The judges discuss. Nnenna has quiet confidence according to Nigel. Gina is pretty but not a model. Nigel says that she's dazed and confused in person. He doesn't know the half of it. Everyone loves Brooke. Sara still has a bit of the gawky teenager about her, but has a great look. Nigel says that he likes Joanie okay, but that as soon as she opens her mouth, her giant snaggletooth -- which apparently makes a noise like an elephant, if the sound editor is to be believed -- is all he sees. And seriously, girl has quite a tooth. Ms. J. says that a call to 1-800-SMILE will fix that. Wendy gets mixed reviews, as does Leslie. Mollie Sue's haircut gets raves from Twiggy. Rachel says she thinks Furonda could walk every runway in Europe, whereas Nigel says that "Furonda is Gone-da" for him, and that she looks like E.T. in a wig. Twiggy would like to watch Kari some more. Danielle is beloved by Twiggy. Tyra says that Danielle reminds her of the girls she grew up with in Inglewood, and does her best ghetto impersonation. It involves hopscotch, and that's all I'm going to say. Twiggy appears uneasy, while Rachel thinks about how delicious hopscotch chalk must taste. That's what happens when you don't eat for fifteen years.
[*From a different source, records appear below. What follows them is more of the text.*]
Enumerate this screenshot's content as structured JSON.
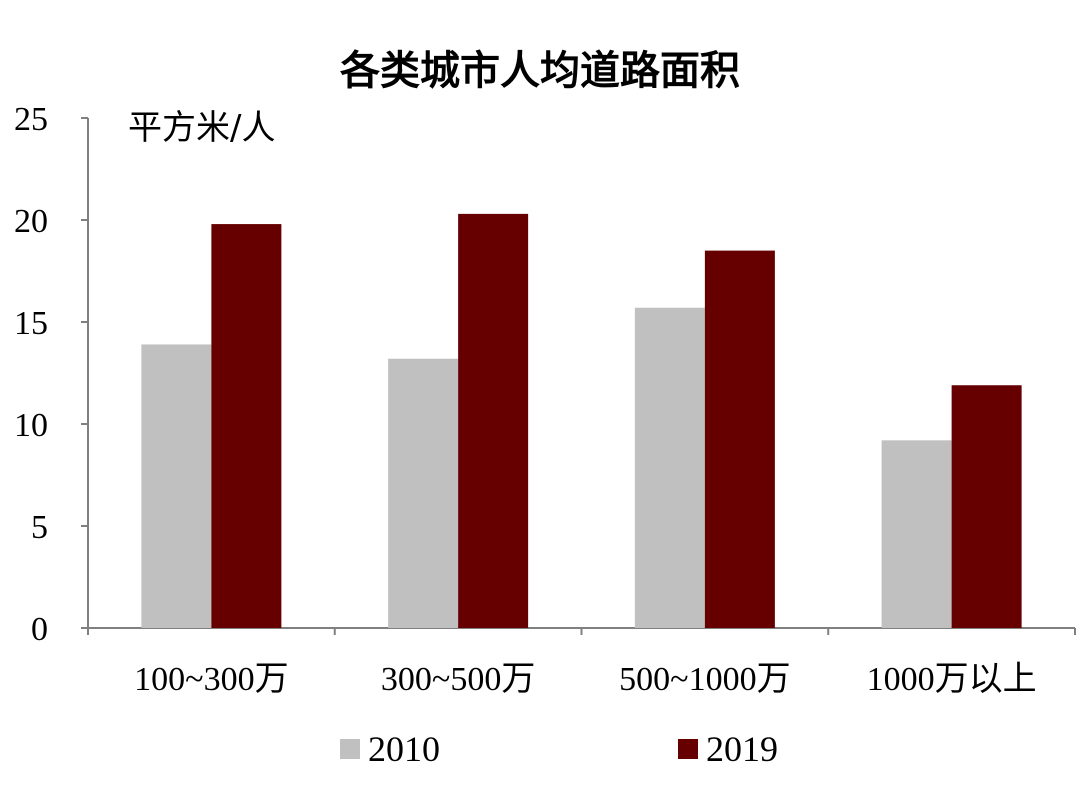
{
  "chart_data": {
    "type": "bar",
    "title": "各类城市人均道路面积",
    "ylabel": "平方米/人",
    "xlabel": "",
    "categories": [
      "100~300万",
      "300~500万",
      "500~1000万",
      "1000万以上"
    ],
    "series": [
      {
        "name": "2010",
        "color": "#c0c0c0",
        "values": [
          13.9,
          13.2,
          15.7,
          9.2
        ]
      },
      {
        "name": "2019",
        "color": "#660000",
        "values": [
          19.8,
          20.3,
          18.5,
          11.9
        ]
      }
    ],
    "ylim": [
      0,
      25
    ],
    "yticks": [
      "0",
      "5",
      "10",
      "15",
      "20",
      "25"
    ],
    "grid": false,
    "legend_position": "bottom"
  }
}
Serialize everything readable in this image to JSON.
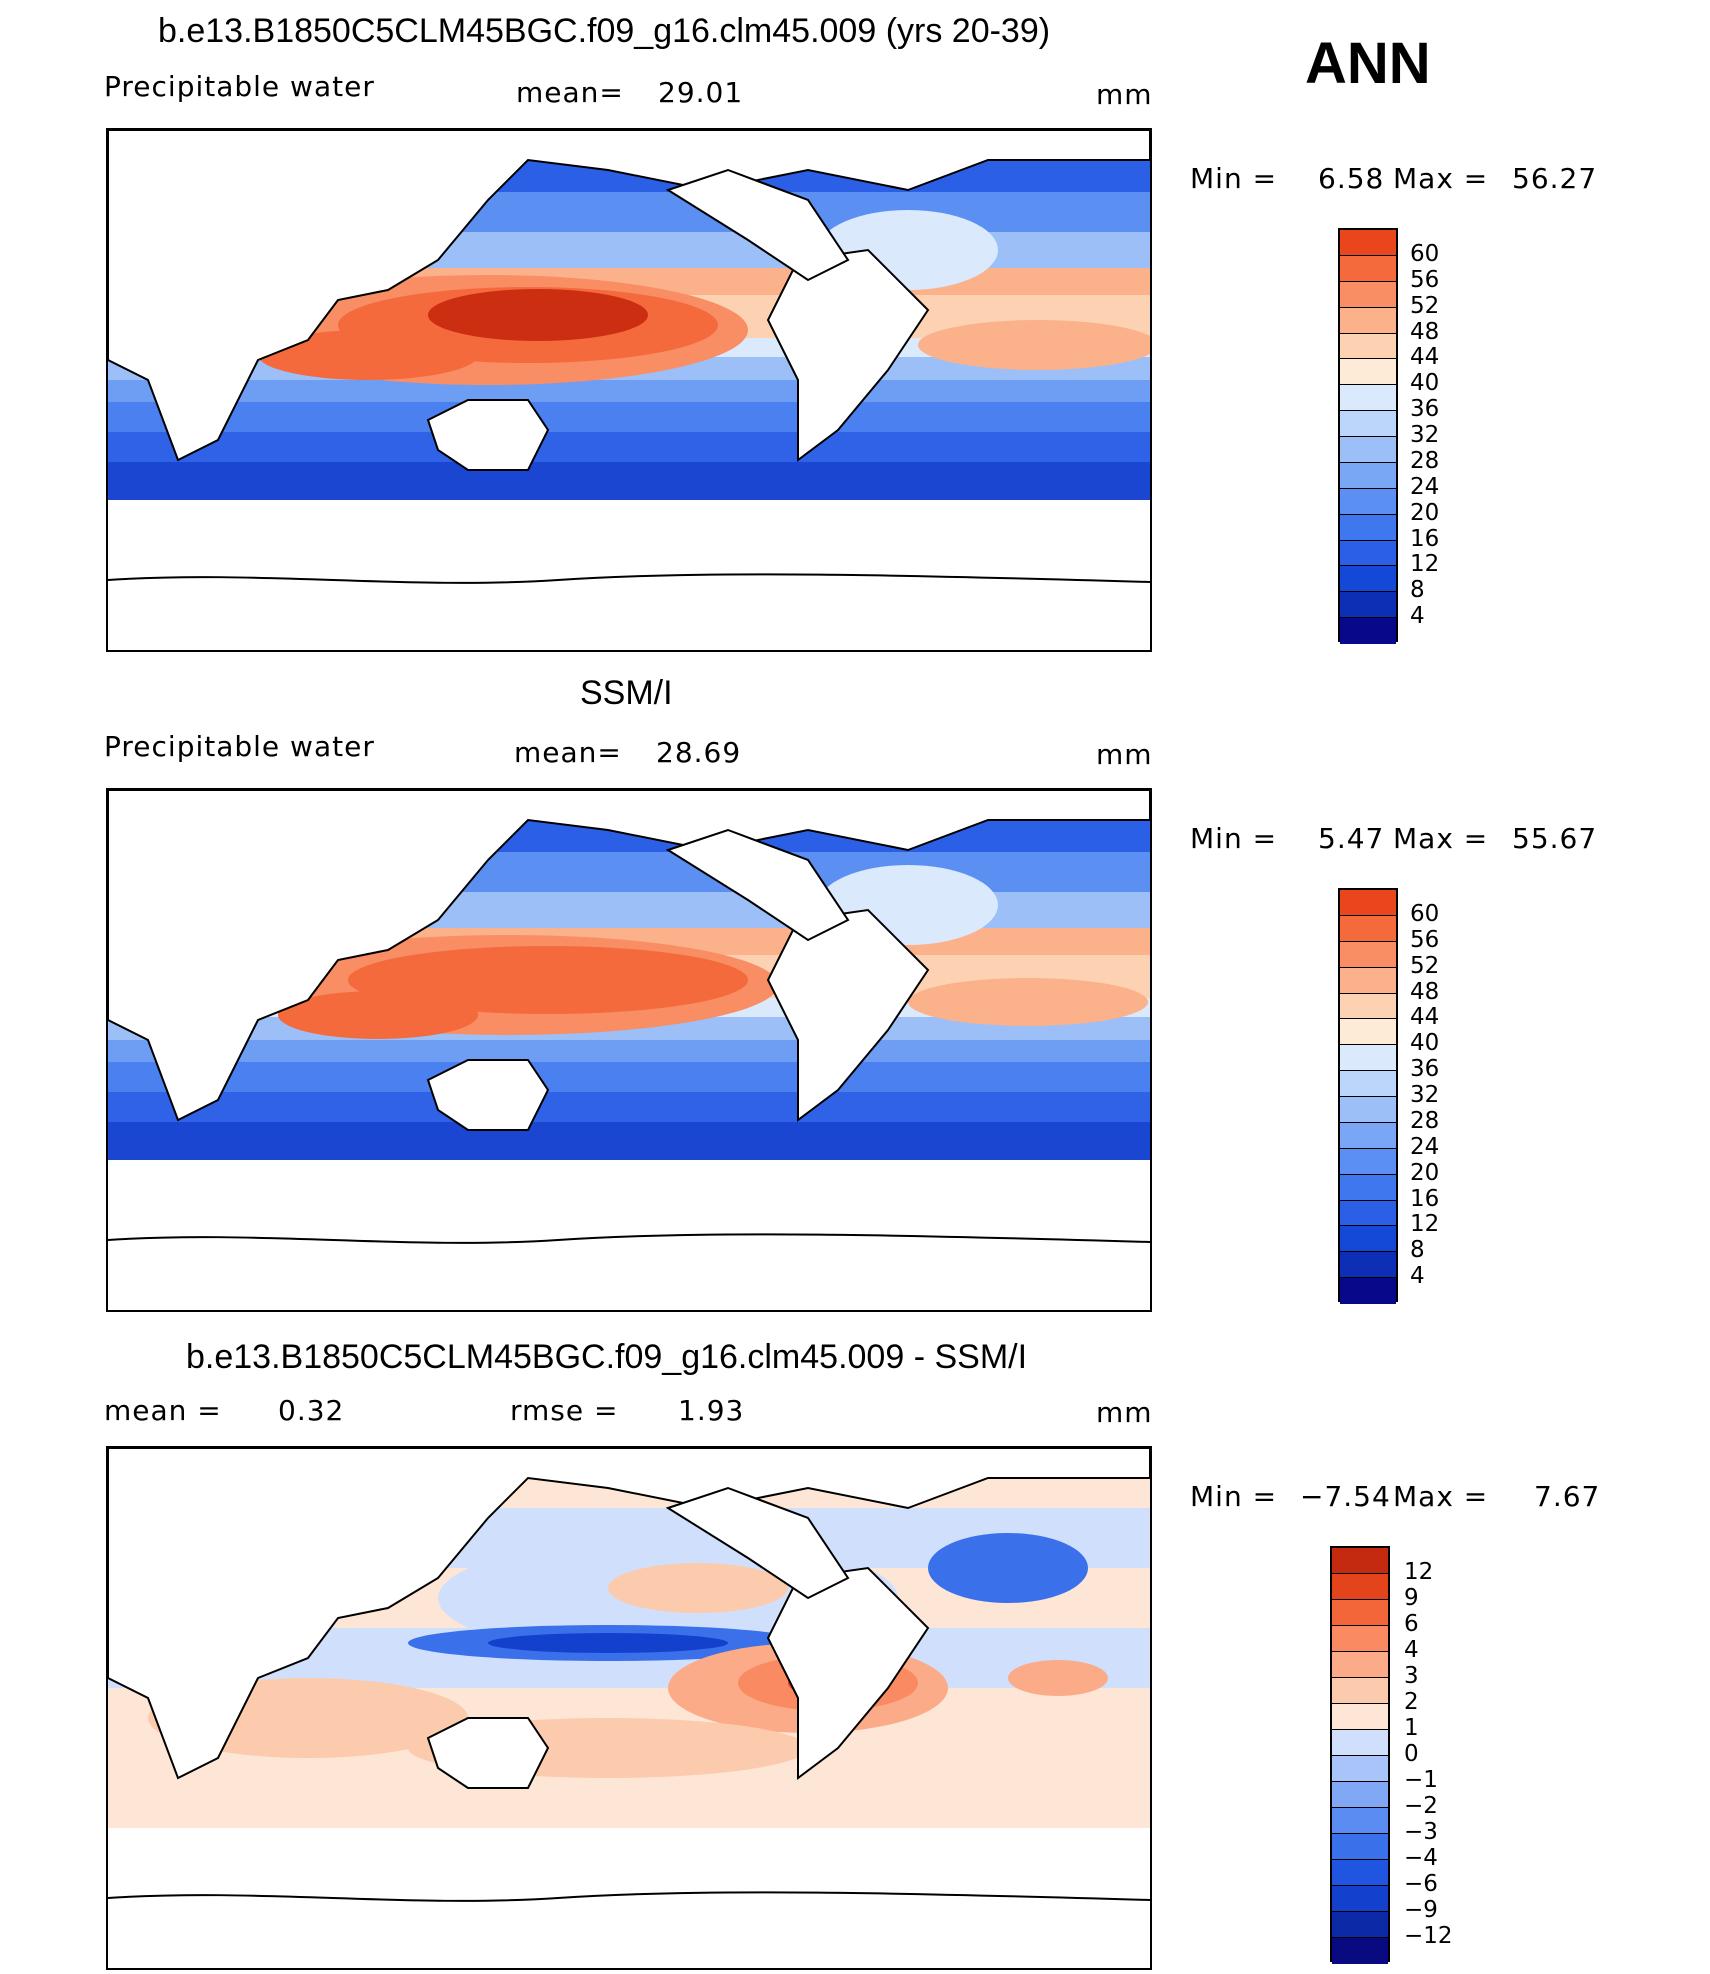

Twiggy says that Jade is Scary Spice to her, but Ms. J. thinks that they knocked some of the arrogance out of her. Nigel, not to be outdone by just any ghetto impression, counters with "Jade just needs to get laid." Ms. J. looks like he wants to clutch his pearls as he thinks about how gross Nigel is. And seriously, that is the least of Jade's problems.
Twelve lovely girls stand before Tyra, but she only has eleven photos. And who gets the photos? Everyone except for Jade and Wendy. The judges see a model in person with Wendy, but are less than impressed with her photos. Her potential hasn't been put to use. And also, they found her parents, so purpose served. Jade is a giant asshole. But she nonetheless gets a photo and another week in the competition. Tyra says that her arrogance is based in insecurity, but that she has another chance to show them "The Real Jade." Please, Lord, anything but that!
Poor Wendy is crying and in shock. Though I don't think she's such a looker, I do feel bad for her. I mean, the girl has been through enough, you know? She says that her family will be proud that she made it this far, and that she likes to think of this as a beginning rather than an end.